Les Passagers de la nuit, de Mikhaël Hers

Note : 3 sur 5.

Comment j’en suis venu à regarder ce film? D’abord, il y a eu la pub dans le programme du ciné, j’ai lu le synopsis. Ce dernier m’a évidemment plu. C’est un de mes plus grands rêves de travailler à Radio France, ou dans une radio en général, donc quand je vois un film qui parle de radio, j’ai envie de le voir. Finalement, j’ai loupé le film au cinéma et j’ai dû attendre qu’il sorte en vod.

Les premiers points positifs qui sautent aux yeux sont liés à l’image, la photographie, les costumes et les décors. Je dois dire que j’y crois à ce monde cocon du Paris des années Mitterand. J’y crois et j’ai envie d’y vivre.

Par contre, Charlotte Gainsbourg qui pleure dès sa première scène annonce un film cliché. Elle pleure car elle s’est séparée de son mari, elle doit trouver un travail, raison un peu faible pour qu’elle arrive à la radio. Autant le taire. Au final, il faudra attendre 12 minutes de film avant d’arriver à Radio France. Mais quel désarroi me prend lorsque je regarde le reste du film! La radio n’est pas vraiment le thème, c’est un élément périphérique, un vulgaire artefact servant la nostalgie des années 80.

Le réalisateur semble avoir à coeur d’inclure un propos sur le cinéma dans son film, surtout avec Rohmer. Là encore, c’est pris comme un lieu commun des eighties et pas comme un vrai sujet, avec pour point culminant Pascale Ogier. ormis le fait que le réalisateur tente de faire un film « à la Rohmer ».

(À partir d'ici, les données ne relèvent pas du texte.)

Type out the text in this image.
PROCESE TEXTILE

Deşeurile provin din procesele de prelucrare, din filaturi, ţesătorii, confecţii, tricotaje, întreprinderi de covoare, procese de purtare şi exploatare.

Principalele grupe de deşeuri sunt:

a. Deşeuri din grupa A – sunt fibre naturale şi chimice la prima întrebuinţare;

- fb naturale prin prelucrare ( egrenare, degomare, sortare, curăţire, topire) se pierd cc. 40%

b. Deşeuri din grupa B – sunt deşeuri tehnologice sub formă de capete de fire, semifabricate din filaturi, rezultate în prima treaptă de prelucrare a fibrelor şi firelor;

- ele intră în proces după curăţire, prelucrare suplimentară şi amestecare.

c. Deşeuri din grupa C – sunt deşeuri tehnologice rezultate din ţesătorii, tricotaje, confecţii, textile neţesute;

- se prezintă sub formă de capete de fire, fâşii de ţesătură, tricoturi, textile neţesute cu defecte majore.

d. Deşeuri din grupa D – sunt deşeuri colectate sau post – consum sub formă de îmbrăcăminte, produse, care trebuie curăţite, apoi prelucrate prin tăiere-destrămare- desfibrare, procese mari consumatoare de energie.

En fait, le film ne sait pas choisir son sujet. J’aurais souhaité voir un film sur le personnage de Charlotte Gainsbourg, ou sur ses deux enfants (ce petit poète!), ou sur Tallulla, ou sur l’équipe à la radio, mais pas un melting pot de tous cela!

A partir de 30 minutes, ça devient dur de regarder ce film. Avec du recul, je pense surtout que c’est un film fait pour raviver le fantasme nostalgique de la bourgeoisie de ces années-là.